Refreshments are available starting at 10:30 a.m. The seminar will begin at 10:45 a.m.
Abstract
Massive efforts are under way to develop and adapt generative AI to solve any and all inferential and design tasks across engineering and science disciplines. Framing or reframing problems in terms of distributional modeling can bring a number of benefits, but also comes with substantial technical and statistical challenges. Tommi S. Jaakkola’s work has focused on advancing machine learning methods for controlled generation of complex objects, ranging from molecular interactions (e.g., docking) and 3D structures to new materials tailored to exhibit desirable characteristics such as carbon capture.
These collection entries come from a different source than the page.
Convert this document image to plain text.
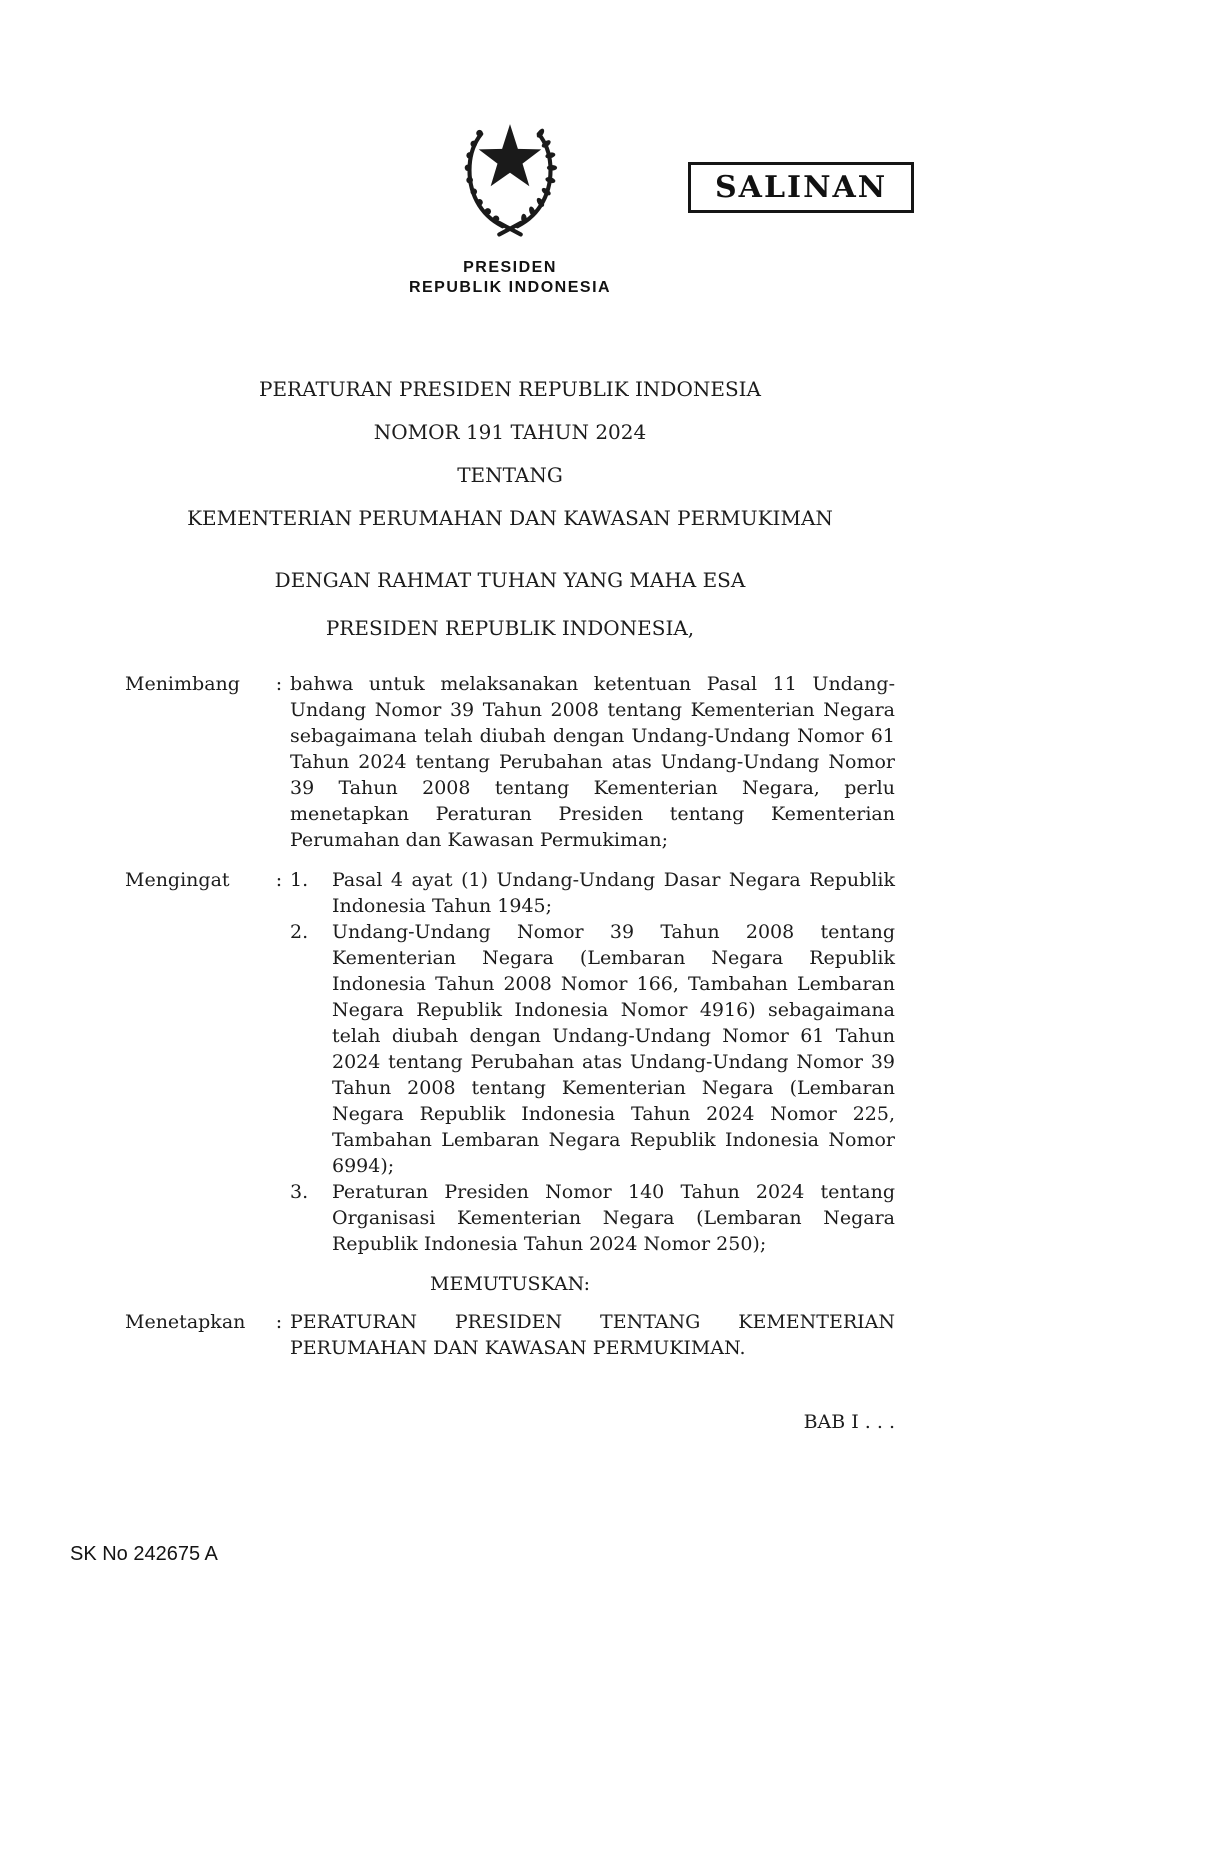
SALINAN
PRESIDEN
REPUBLIK INDONESIA
PERATURAN PRESIDEN REPUBLIK INDONESIA
NOMOR 191 TAHUN 2024
TENTANG
KEMENTERIAN PERUMAHAN DAN KAWASAN PERMUKIMAN
DENGAN RAHMAT TUHAN YANG MAHA ESA
PRESIDEN REPUBLIK INDONESIA,
Menimbang	: bahwa untuk melaksanakan ketentuan Pasal 11 Undang-Undang Nomor 39 Tahun 2008 tentang Kementerian Negara sebagaimana telah diubah dengan Undang-Undang Nomor 61 Tahun 2024 tentang Perubahan atas Undang-Undang Nomor 39 Tahun 2008 tentang Kementerian Negara, perlu menetapkan Peraturan Presiden tentang Kementerian Perumahan dan Kawasan Permukiman;
Mengingat	: 1.	Pasal 4 ayat (1) Undang-Undang Dasar Negara Republik Indonesia Tahun 1945;
2.	Undang-Undang Nomor 39 Tahun 2008 tentang Kementerian Negara (Lembaran Negara Republik Indonesia Tahun 2008 Nomor 166, Tambahan Lembaran Negara Republik Indonesia Nomor 4916) sebagaimana telah diubah dengan Undang-Undang Nomor 61 Tahun 2024 tentang Perubahan atas Undang-Undang Nomor 39 Tahun 2008 tentang Kementerian Negara (Lembaran Negara Republik Indonesia Tahun 2024 Nomor 225, Tambahan Lembaran Negara Republik Indonesia Nomor 6994);
3.	Peraturan Presiden Nomor 140 Tahun 2024 tentang Organisasi Kementerian Negara (Lembaran Negara Republik Indonesia Tahun 2024 Nomor 250);
MEMUTUSKAN:
Menetapkan	: PERATURAN PRESIDEN TENTANG KEMENTERIAN PERUMAHAN DAN KAWASAN PERMUKIMAN.
BAB I . . .
SK No 242675 A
In this talk, Jaakkola will cover a few research vignettes along with their specific challenges, focusing on diffusion and flow models that surpass traditional or alternative approaches to docking, protein design, or conformational ensembles. Time permitting, he will highlight general challenges and opportunities in this area.
Speaker Biography
Tommi S. Jaakkola is the Thomas Siebel Professor of Electrical Engineering and Computer Science in the Massachusetts Institute of Technology’s Department of Electrical Engineering and Computer Science and the MIT Institute for Data, Systems, and Society; he is also an investigator at the MIT Computer Science and Artificial Intelligence Laboratory. He is a fellow of the Association for the Advancement of Artificial Intelligence with many awards for his publications. His research covers how machines can learn, generate, or control and do so at scale in an efficient, principled, and interpretable manner, from foundational theory to modern design challenges. Over the past several years, Jaakkola’s applied work has been focused on molecular modeling and design.